Husband and wife chatting over Saturday morning breakfast:

"Remind me of your plans for today."

"Well, I made an oral commitment to mow the lawn. Then I orally committed to trimming the hedges after lunch. But I saw that the forecast called for afternoon rain, so I decommitted to that and made an oral commitment to tidy up the attic."

Can you imagine such a conversation?

Of course not.

No one talks that way, unless the subjects are high school athletes and recruiting.

Athlete makes an oral commitment to a college.

Athlete orally commits.

Athlete decommits.

Ugly.

Uglier.

Ugliest.

It doesn't stop there. Nowadays, when a high school athlete commits to a college, he becomes a "commit" - as in a Penn State commit or a Rutgers commit.

The rest of us promise to do something, or say we're going to do something, or even announce that we're going to do something. We don't orally commit to anything.

Likewise, we don't decommit. We change our minds. We renege on a promise.

When Douglas MacArthur was ordered to leave the Philippines in 1942, he didn't say, "I make an oral commitment to return."

When Brett Favre decided to come back to the Packers in 2008 and then sign with the Vikings the next year, neither time did he say that he had decommitted to retirement.

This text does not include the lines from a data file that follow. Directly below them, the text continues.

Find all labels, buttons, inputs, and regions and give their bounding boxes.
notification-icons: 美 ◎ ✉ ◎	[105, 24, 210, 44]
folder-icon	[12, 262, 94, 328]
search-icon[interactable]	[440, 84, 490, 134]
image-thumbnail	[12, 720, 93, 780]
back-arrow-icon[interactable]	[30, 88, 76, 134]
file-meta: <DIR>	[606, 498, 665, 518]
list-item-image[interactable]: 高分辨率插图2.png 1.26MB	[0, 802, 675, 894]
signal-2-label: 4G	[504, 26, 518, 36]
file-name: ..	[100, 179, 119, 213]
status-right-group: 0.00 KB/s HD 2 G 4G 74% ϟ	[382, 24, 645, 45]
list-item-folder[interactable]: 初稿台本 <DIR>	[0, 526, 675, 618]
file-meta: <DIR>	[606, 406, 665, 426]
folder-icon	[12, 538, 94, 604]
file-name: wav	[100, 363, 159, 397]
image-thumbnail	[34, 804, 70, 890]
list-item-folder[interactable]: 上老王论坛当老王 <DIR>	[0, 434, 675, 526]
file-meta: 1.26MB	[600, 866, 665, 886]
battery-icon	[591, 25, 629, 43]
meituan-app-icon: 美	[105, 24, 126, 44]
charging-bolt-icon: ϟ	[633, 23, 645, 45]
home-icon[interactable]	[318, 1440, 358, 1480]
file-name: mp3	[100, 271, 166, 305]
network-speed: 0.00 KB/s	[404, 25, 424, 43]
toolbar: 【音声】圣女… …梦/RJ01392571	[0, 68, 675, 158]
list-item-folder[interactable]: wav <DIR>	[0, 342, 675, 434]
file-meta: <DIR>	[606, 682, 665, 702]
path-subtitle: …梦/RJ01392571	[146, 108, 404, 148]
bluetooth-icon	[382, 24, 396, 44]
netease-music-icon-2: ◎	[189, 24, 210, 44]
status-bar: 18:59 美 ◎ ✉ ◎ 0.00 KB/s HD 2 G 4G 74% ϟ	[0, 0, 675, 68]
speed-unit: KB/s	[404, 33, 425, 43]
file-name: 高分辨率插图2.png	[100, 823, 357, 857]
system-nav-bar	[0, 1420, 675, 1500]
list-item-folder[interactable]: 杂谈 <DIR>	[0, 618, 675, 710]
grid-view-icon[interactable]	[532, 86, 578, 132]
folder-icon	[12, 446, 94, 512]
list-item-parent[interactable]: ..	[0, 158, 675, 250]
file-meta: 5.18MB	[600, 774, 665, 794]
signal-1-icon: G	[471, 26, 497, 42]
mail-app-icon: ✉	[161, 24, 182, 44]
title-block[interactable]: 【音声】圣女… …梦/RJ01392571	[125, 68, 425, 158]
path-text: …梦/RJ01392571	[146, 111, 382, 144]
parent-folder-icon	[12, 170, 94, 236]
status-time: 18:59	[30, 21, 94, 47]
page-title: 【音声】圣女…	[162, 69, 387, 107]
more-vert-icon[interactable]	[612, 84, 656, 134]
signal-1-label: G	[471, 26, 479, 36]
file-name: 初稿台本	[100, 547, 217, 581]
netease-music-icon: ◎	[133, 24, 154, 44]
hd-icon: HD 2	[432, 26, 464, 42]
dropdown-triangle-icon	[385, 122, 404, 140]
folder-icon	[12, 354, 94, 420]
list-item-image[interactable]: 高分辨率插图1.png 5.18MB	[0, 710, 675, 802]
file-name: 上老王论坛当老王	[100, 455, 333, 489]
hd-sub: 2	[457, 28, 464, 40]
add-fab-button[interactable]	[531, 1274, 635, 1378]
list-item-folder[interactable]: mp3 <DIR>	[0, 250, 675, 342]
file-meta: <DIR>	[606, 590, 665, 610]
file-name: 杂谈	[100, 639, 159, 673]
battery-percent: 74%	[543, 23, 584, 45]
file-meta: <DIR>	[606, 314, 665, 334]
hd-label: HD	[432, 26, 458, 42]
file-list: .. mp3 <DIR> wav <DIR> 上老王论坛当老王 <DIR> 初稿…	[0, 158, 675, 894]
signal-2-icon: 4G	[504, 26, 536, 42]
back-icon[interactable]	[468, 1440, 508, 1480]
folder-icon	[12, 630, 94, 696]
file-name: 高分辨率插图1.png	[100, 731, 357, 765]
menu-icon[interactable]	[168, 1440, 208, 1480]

No one hops on a train to New York to see the musical Oral Commitments, Oral Commitments! (Note to the non-thespian: Promises, Promises! recently reopened on Broadway.)

When actress/singer Hilary Duff and NHL player Mike Comrie got engaged earlier this year, no reports said that they had orally committed to each other, or that they had made an oral commitment to get married.

And unless I missed it, no one has called Comrie a Hilary Duff commit, either.

(With a nod to The Inquirer's editing mavens, here's why we use the terms oral commitment and orally commit instead of the slightly less reprehensible verbal commitment and verbally commit. Verbal implies the use of words, written or spoken. Oral is more specific, implying only spoken words.)

We're reading and hearing these recruiting terms more often these days. Athletes are committing to colleges earlier than ever - the extreme being the 13-year-old quarterback from Delaware who said he would join Lane Kiffin's Southern Cal football squad later this decade.

Obviously, the earlier that athletes commit to colleges, the more time they have to decommit from those colleges.

With the attention placed on recruiting at an all-time high, earlier commitments and decommitments are probably here to stay. There are too many sites and organizations looking for so-called news and scoops - and getting them.

That doesn't mean the lexicon can't change, though.

No more oral commitments. Instead, let's say and write, "The senior promised Tuesday that he will play basketball next season for the University of Louisville."

No more decommitting. Rather, "The player said Thursday that he had changed his mind about attending Louisville and instead will play for Villanova."

No more a Temple commit. Instead, "a player who says he will attend Temple."

How do we accomplish this? I have an idea.

We can start a Facebook group. (Hey, it worked for Betty White.)

You can count me in.

That's a promise, not an oral commitment.